Roy Horn (rechts) zusammen mit Siegfried 1996 in Las Vegas. Bild: AP

Tiger, Tricks und Tragik: Magier Roy Horn an Covid-19-Erkrankung gestorben



Seine Ärzte nannten es «ein Wunder», dass Roy Horn die schweren Verletzungen nach dem Angriff seines weissen Tigers Mantecore überhaupt überlebte. Im Mirage-Hotel in Las Vegas hatte der in Nordenham bei Bremen geborene Dompteur und Magier am 3. Oktober 2003 in seinen 59. Geburtstag hineingefeiert.

Wenige Stunden später lag der dunkelhaarige Zauberer bei der abendlichen «Siegfried & Roy»-Show lebensgefährlich verletzt auf der Bühne. Nach schwerem Blutverlust, Schlaganfällen und einer Gehirnoperation hatte er sich nie mehr vollständig erholt. Sein langjähriger Partner, der in Rosenheim geborene Siegfried Fischbacher, wurde zum Betreuer.

Nun hat ihn die Lungenkrankheit Covid-19 das Leben gekostet. Horn starb am Freitag (Ortszeit) in Las Vegas an den Folgen einer Coronavirus-Infektion, wie Sprecher Dave Kirvin der Deutschen Presse-Agentur sagte. Er wurde 75 Jahre alt. «Heute hat die Welt einen der Grossen der Magie verloren, aber ich habe meinen besten Freund verloren», sagte Fischbacher (80) in einer Mitteilung.

FILE - In this Feb. 18, 2012, file photo, Roy Horn, of Siegfried & Roy, arrives at the Keep Memory Alive 16th Annual

Horn starb am Freitag (Ortszeit) in Las Vegas an den Folgen einer Coronavirus-Infektion, im Alter von 75 Jahren.
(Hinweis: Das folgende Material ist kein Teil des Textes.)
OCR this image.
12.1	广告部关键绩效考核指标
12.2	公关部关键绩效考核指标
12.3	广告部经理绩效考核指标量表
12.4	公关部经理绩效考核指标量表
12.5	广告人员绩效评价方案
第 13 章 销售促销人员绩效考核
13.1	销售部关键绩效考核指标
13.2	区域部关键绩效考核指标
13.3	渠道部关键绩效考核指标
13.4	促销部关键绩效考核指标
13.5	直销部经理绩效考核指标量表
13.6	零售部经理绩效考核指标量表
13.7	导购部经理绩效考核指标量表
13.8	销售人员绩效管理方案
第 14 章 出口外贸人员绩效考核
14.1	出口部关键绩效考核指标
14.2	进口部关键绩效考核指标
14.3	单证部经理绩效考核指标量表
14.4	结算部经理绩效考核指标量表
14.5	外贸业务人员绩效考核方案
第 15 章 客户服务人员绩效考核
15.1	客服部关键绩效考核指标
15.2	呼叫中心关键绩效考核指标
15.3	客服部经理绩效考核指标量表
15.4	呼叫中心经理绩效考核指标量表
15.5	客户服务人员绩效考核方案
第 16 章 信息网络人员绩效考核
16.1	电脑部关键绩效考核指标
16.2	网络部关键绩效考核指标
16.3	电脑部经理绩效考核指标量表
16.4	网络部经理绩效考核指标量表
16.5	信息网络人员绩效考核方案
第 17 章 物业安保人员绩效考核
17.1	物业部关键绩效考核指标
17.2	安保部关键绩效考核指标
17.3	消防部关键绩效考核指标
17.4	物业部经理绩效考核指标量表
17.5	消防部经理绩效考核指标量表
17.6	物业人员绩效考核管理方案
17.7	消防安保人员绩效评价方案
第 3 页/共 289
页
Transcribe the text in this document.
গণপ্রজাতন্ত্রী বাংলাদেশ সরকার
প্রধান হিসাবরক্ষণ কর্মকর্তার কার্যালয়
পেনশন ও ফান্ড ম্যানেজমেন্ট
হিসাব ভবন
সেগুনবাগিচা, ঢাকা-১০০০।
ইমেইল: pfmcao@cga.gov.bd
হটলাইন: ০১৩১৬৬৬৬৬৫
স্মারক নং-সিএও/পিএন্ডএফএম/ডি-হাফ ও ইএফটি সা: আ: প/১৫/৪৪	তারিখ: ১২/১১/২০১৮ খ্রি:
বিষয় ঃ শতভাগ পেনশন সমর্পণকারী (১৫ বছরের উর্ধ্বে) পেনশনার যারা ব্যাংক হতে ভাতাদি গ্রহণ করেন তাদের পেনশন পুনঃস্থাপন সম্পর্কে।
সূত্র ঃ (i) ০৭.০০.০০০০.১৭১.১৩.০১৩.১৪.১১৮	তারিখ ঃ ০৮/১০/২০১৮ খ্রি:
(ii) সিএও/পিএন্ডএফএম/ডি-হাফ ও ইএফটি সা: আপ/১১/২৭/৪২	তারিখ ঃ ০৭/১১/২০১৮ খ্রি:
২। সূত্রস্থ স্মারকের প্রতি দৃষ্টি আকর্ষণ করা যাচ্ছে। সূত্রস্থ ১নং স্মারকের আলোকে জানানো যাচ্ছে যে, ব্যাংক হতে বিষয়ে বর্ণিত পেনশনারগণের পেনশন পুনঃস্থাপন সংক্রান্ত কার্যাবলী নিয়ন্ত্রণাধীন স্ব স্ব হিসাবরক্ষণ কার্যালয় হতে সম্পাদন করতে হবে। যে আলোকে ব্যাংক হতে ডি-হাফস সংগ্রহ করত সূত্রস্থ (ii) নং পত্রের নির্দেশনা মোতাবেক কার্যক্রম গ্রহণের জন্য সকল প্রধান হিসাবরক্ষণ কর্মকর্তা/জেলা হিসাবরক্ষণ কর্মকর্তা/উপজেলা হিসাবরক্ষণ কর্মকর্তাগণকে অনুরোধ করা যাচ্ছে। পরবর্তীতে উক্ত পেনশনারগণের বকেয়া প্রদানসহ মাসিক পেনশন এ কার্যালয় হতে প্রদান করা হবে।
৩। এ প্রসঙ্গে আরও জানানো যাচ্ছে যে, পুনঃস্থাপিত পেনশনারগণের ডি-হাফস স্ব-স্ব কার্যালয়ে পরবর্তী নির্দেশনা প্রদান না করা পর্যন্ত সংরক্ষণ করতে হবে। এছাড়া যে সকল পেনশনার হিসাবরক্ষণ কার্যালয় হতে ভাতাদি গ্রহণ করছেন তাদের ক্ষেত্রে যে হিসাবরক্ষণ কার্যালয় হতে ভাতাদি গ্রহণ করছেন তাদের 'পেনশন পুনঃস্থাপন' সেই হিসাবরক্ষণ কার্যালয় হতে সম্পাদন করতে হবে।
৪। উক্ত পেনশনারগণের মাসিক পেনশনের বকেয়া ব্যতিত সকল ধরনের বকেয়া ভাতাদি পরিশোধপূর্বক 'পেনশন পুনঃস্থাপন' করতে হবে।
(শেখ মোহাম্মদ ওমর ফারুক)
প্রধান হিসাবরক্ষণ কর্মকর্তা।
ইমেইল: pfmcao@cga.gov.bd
Bild: AP

Bekannt nach Tiger-Unfall

Der tragische Tiger-Unfall hatte die vielfach preisgekrönten «Meister des Unmöglichen» in den vorzeitigen Ruhestand gezwungen, es war das abrupte Aus für das gefeierte Magier-Duo «Siegfried & Roy», das in der amerikanischen Casino-Stadt mit ihren Illusionen und Tier-Tricks über Jahrzehnte Millionen Fans begeistert hatte. Roy Horn war nach dem Unfall halbseitig gelähmt.

Der Entertainer lernte langsam wieder gehen, wenn auch schleppend und auf einen Stock gestützt. Bei seltenen öffentlichen Auftritten war er auch im Rollstuhl zu sehen. Im Mai vorigen Jahres hatte das Duo noch Siegfrieds Münchner Heimat und den Tegernsee besucht. Horn machte dort eine Stammzellentherapie mit Eigenblut. «Wir hoffen, dass er sich durch die Therapie wieder besser bewegen kann», sagte Fischbacher damals der «Bild»-Zeitung.

Doch ausserhalb seines Domizils in der Wahlheimat Las Vegas wurde Horn in den letzten Jahren immer seltener gesehen. Ausnahmen waren der traditionelle Fassanstich zum Oktoberfest im Hofbräuhaus der Casino-Stadt oder ein Besuch bei den exotischen Grosskatzen im «Secret-Garden»-Gehege des Mirage-Kasinos, das längst zur Touristenattraktion geworden ist.

Geboren als Uwe Ludwig Horn

Auf Facebook postete Horn für seine Fans gelegentlich Fotos von ihrem Alterssitz «Little Bavaria» am Stadtrand von Las Vegas, einem riesigen Anwesen mit zahlreichen Raubkatzen und anderen Tieren.

Seine Liebe zu exotischen Tieren hatte der am 3. Oktober 1944 geborene Uwe Ludwig Horn schon früh entdeckt. In den Nachkriegsjahren flüchtete er in eine Tier-Traumwelt. Ein Gepard namens «Chico» im Bremer Zoo wurde zu seinem besten Freund. Nach dem Abbruch der Schule heuerte er als Steward auf einem Kreuzfahrtschiff an, wo er Fischbacher traf.

Zusammen tingelten sie mit Zauber- und Tiertricks durch kleinere Theater, bis ihnen in den Sechzigerjahren in Monaco der internationale Durchbruch gelang. 1967 kamen sie erstmals nach Las Vegas, ab 1970 waren sie dort drei Jahre im Stardust zu sehen. 1988 handelten sie mit dem Mirage-Hotel den bis dahin dicksten Millionen-Deal in der Geschichte der Kasinostadt aus. Mit einem explosiven Mix aus Zauberei und exotischen Tieren, darunter seltenen weissen Tigern, hielt das Duo in den Jahren 1989 bis 2003 Millionen Fans in Atem.

Liebe zu Wildkatzen

Roys Liebe zu den Wildkatzen war ungebrochen, auch nach dem Angriff von Mantecore. Er gab dem weissen Tiger keine Schuld - im Gegenteil. Nach dem Tod der Raubkatze im Jahr 2014 schrieb der Dompteur auf Facebook, sein «geliebter 17 Jahre alter weisser Tiger, Freund und Bruder» sei gestorben. «Er war es, der mich in Sicherheit gezogen hat, nachdem mir auf der Bühne wegen schwachen Blutdrucks schwindlig geworden war. Er hat mich da rausgeholt, so dass mir die Notärzte helfen konnten.» Mantecore habe ihm nur zur Hilfe kommen und ihn wegtragen wollen, beteuerte er in Interviews.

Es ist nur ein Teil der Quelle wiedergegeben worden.